Enrichment of phosphopeptides by immobilized metal affinity chromatography (IMAC) is one of the most common techniques used today. IMAC can be used to preferentially bind to the negatively charged phosphate groups, but they also bind to non-phosphorylated residues such as glutamic and aspartic acid, which also carry a negative charge (Posewitz, M. C., et al., Anal Chem 71 2883-2892 (1999)), thus compromising selectivity. In addition, nonselective metal-ligand complexes with histidines also result in the isolation of the non-phosphorylated substrates. Due to the non-covalent binding of the substrate to the column, loss of phosphopeptides, difficulties in eluding multiple phosphorylated peptides and high background from non-phosphorylated peptides has limited this approach (McLachlin, D. T., et al., Current Opinion in Chemical Biology 5 591-602 (2001)). Recent advances in proteomic analysis using tandem mass spectrometry (Figeys, D., et al., Electrophoresis 19 1811-1818 (1998); Figeys, D., et al., Anal Chem 71 2279-2287 (1999)) and Edman degradation has allowed for the identification of phosphorylated peptides by mixed peptide sequencing and database searching (Damer, C. K., et al., J Biol Chem 273 24396-24405 (1998); MacDonald, J. A., et al., Mol Cell Proteomics 1 314-322 (2002); and Mackey, A. J., et al., Mol Cell Proteomics 1 139-147 (2002)). With the increase and reliability of these protein databases, peptide mass fingerprinting is currently the method of choice for the rapid identification of proteins (Lisacek, F. C., et al., Proteomics 1 186-193 (2001); and Mackey, A. J., et al., Mol Cell Proteomics 1 139-147 (2002)). Unfortunately, these techniques display severe limitations concerning their in vivo analysis of phosphorylated proteins. In addition, the identification and characterization of a single phosphorylation site in a protein digest, composed of a complex mixture of hundreds of peptides, renders a tedious and often an impossible task even with the most advanced proteomic techniques.
The enrichment of phosphorylated proteins using an IMAC™ ion exchange resin is based on the reversible coordination of phosphate groups to metal ion (usually Fe3+ or Ga3+) binding sites immobilized on the resin. This reversible process of metal-ligand binding results in experimental limitations and drawbacks in peptide selectivity.

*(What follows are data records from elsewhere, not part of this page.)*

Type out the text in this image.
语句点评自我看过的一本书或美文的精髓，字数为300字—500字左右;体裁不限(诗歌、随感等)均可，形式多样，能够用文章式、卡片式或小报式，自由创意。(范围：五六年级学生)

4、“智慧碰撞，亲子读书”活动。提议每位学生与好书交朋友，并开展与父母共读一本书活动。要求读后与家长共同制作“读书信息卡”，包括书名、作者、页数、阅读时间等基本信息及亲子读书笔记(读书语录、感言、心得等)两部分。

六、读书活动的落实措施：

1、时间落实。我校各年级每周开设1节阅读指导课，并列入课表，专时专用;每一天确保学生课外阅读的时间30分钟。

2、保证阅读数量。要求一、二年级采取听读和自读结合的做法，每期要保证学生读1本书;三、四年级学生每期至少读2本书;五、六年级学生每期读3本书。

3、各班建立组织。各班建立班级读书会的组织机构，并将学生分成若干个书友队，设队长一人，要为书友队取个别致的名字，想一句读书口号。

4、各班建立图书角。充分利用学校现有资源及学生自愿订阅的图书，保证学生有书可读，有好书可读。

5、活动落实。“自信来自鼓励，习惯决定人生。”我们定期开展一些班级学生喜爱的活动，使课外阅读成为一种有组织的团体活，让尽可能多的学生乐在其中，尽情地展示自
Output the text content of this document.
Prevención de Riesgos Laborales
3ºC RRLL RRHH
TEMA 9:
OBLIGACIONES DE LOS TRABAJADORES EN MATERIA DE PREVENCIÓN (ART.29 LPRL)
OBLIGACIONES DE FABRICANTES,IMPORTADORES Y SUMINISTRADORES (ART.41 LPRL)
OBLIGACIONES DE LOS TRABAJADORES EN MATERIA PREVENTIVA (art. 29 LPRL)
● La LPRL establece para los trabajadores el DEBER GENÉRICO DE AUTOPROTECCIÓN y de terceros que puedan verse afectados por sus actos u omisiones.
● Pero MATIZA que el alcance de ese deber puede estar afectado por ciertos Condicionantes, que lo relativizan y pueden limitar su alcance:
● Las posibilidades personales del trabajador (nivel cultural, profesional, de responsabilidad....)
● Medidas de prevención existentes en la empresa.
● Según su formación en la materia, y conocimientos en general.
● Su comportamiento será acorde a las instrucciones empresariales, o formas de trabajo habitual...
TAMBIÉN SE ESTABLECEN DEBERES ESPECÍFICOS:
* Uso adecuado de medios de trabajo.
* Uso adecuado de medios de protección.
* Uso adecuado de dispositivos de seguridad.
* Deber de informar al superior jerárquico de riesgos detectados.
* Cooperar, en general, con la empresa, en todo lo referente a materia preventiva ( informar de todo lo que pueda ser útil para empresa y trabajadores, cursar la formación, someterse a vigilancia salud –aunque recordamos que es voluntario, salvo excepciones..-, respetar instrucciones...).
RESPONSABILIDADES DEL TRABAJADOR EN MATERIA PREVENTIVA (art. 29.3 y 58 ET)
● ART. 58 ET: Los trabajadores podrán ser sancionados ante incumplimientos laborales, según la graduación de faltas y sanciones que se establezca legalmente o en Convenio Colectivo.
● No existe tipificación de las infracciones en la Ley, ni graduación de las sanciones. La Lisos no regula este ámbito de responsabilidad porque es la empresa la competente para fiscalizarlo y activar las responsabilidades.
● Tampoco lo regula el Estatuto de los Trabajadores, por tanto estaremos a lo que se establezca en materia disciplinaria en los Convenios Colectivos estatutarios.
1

These limitations include a loss of phosphopeptides and a relatively high background from unphosphorylated peptides with metal binding affinities and difficulties in eluding multiple phosphorylated peptides (McLachlin, D. T., et al., Current Opinion in Chemical Biology 5 591-602 (2001)). Even though methylation of the peptide digest decreases the amount of unspecific metal-ligand binding with carboxylic acid residues, it does not exclude the binding of other metal binding residues present such as histidine residues (Ficcarro, S. B., et al., Nat Biotechnol 20 301-305 (2002)).